The matter of where chickens can be kept in the township falls under Scugog’s Zoning bylaw, which prevents the animals from inhabiting urban and hamlet areas in the township by defining their keeping for food purposes as a form of farming, which is limited to rural zoning. Mr. D’Antimo acknowledged that his property, which is located in a hamlet area, does not fit the description in the bylaw of where chickens can be kept.
However, that doesn’t mean the existing notion should not be challenged, he said, citing the potential health and environmental benefits from raising one’s own food.
Councillors cited a number of issues to be considered in any potential re-writing of the bylaw pertaining to chicken keeping, including the potential economic impact on local farmers as well as public health issues related to the keeping of the birds.
"My great fear is the potential impacts on the agricultural community," said Mayor Chuck Mercier. "It’s like dog owners - there are both good and bad ones. There’s also issues stemming from the threat of H1N1 - I just don’t know what the answers are yet."

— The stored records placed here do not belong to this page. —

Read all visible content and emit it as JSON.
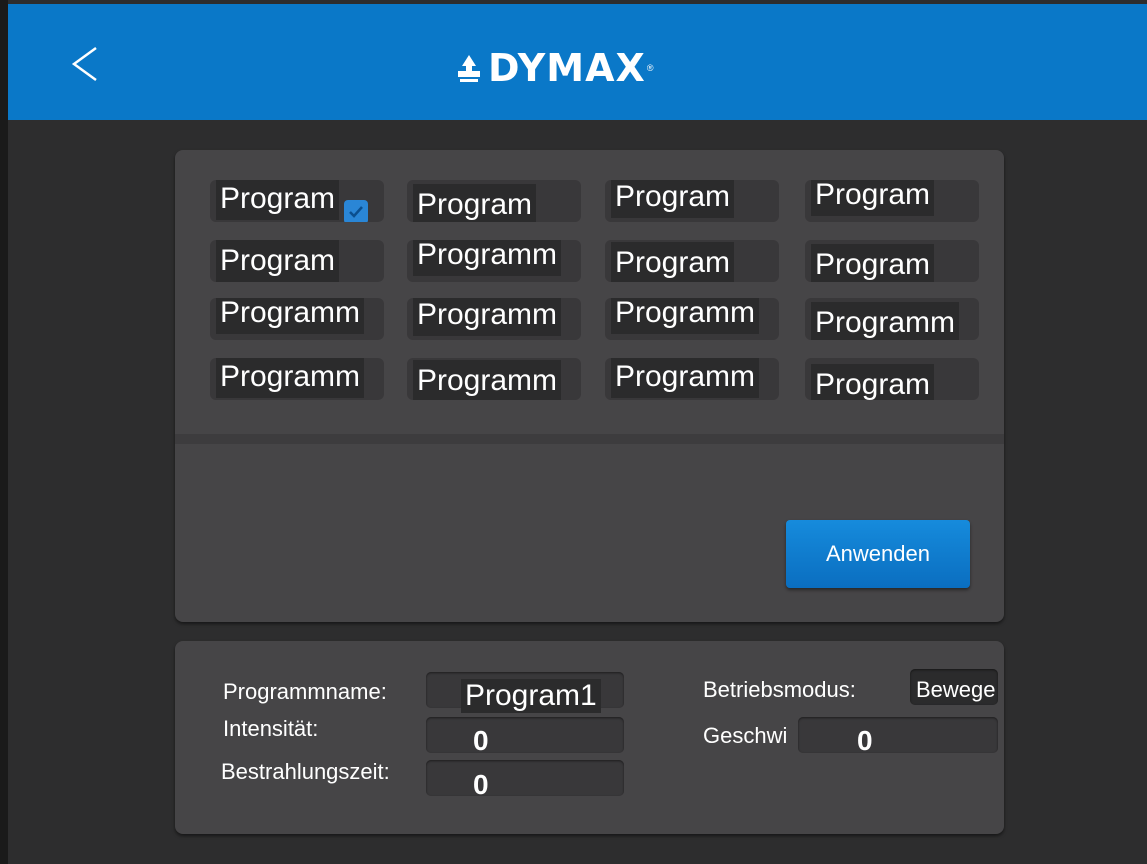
{
  "header": {
    "brand": "DYMAX",
    "brand_reg": "®",
    "accent": "#0a78c8"
  },
  "programs": [
    [
      "Program",
      "Program",
      "Program",
      "Program"
    ],
    [
      "Program",
      "Programm",
      "Program",
      "Program"
    ],
    [
      "Programm",
      "Programm",
      "Programm",
      "Programm"
    ],
    [
      "Programm",
      "Programm",
      "Programm",
      "Program"
    ]
  ],
  "selected_checked": true,
  "apply_label": "Anwenden",
  "details": {
    "name_label": "Programmname:",
    "name_value": "Program1",
    "intensity_label": "Intensität:",
    "intensity_value": "0",
    "exposure_label": "Bestrahlungszeit:",
    "exposure_value": "0",
    "mode_label": "Betriebsmodus:",
    "mode_value": "Bewege",
    "speed_label": "Geschwi",
    "speed_value": "0"
  }
}
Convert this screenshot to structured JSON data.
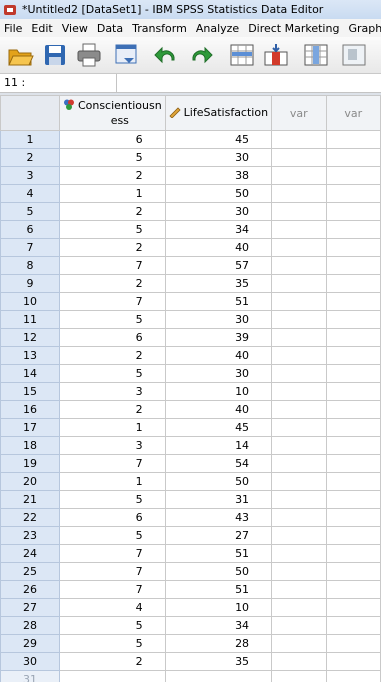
{
  "window": {
    "title": "*Untitled2 [DataSet1] - IBM SPSS Statistics Data Editor"
  },
  "menu": [
    "File",
    "Edit",
    "View",
    "Data",
    "Transform",
    "Analyze",
    "Direct Marketing",
    "Graphs"
  ],
  "toolbar": {
    "icons": [
      "open-icon",
      "save-icon",
      "print-icon",
      "dialog-recall-icon",
      "undo-icon",
      "redo-icon",
      "goto-case-icon",
      "goto-variable-icon",
      "variables-icon",
      "find-icon"
    ]
  },
  "cell_reference": "11 :",
  "columns": [
    {
      "name": "Conscientiousness",
      "header_line1": "Conscientiousn",
      "header_line2": "ess",
      "type_icon": "nominal-icon"
    },
    {
      "name": "LifeSatisfaction",
      "type_icon": "scale-icon"
    },
    {
      "name": "var"
    },
    {
      "name": "var"
    }
  ],
  "rows": [
    {
      "n": "1",
      "c": "6",
      "l": "45"
    },
    {
      "n": "2",
      "c": "5",
      "l": "30"
    },
    {
      "n": "3",
      "c": "2",
      "l": "38"
    },
    {
      "n": "4",
      "c": "1",
      "l": "50"
    },
    {
      "n": "5",
      "c": "2",
      "l": "30"
    },
    {
      "n": "6",
      "c": "5",
      "l": "34"
    },
    {
      "n": "7",
      "c": "2",
      "l": "40"
    },
    {
      "n": "8",
      "c": "7",
      "l": "57"
    },
    {
      "n": "9",
      "c": "2",
      "l": "35"
    },
    {
      "n": "10",
      "c": "7",
      "l": "51"
    },
    {
      "n": "11",
      "c": "5",
      "l": "30"
    },
    {
      "n": "12",
      "c": "6",
      "l": "39"
    },
    {
      "n": "13",
      "c": "2",
      "l": "40"
    },
    {
      "n": "14",
      "c": "5",
      "l": "30"
    },
    {
      "n": "15",
      "c": "3",
      "l": "10"
    },
    {
      "n": "16",
      "c": "2",
      "l": "40"
    },
    {
      "n": "17",
      "c": "1",
      "l": "45"
    },
    {
      "n": "18",
      "c": "3",
      "l": "14"
    },
    {
      "n": "19",
      "c": "7",
      "l": "54"
    },
    {
      "n": "20",
      "c": "1",
      "l": "50"
    },
    {
      "n": "21",
      "c": "5",
      "l": "31"
    },
    {
      "n": "22",
      "c": "6",
      "l": "43"
    },
    {
      "n": "23",
      "c": "5",
      "l": "27"
    },
    {
      "n": "24",
      "c": "7",
      "l": "51"
    },
    {
      "n": "25",
      "c": "7",
      "l": "50"
    },
    {
      "n": "26",
      "c": "7",
      "l": "51"
    },
    {
      "n": "27",
      "c": "4",
      "l": "10"
    },
    {
      "n": "28",
      "c": "5",
      "l": "34"
    },
    {
      "n": "29",
      "c": "5",
      "l": "28"
    },
    {
      "n": "30",
      "c": "2",
      "l": "35"
    },
    {
      "n": "31",
      "c": "",
      "l": ""
    }
  ]
}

Despite receiving a warning from Scugog’s bylaw department earlier this year, staff and councillors appeared reluctant to pursue any formal charges against Mr. D’Antimo during the recent discussion. While a bylaw spokesperson confirmed that charges are required to be pursued within 90 days of a resident being informed of their non-compliance, Mr. Gordon said that a review of the bylaw will likely be returned to councillors in the near future, possibly within the discussion of the township’s zoning bylaw update schedule to take place Feb. 10.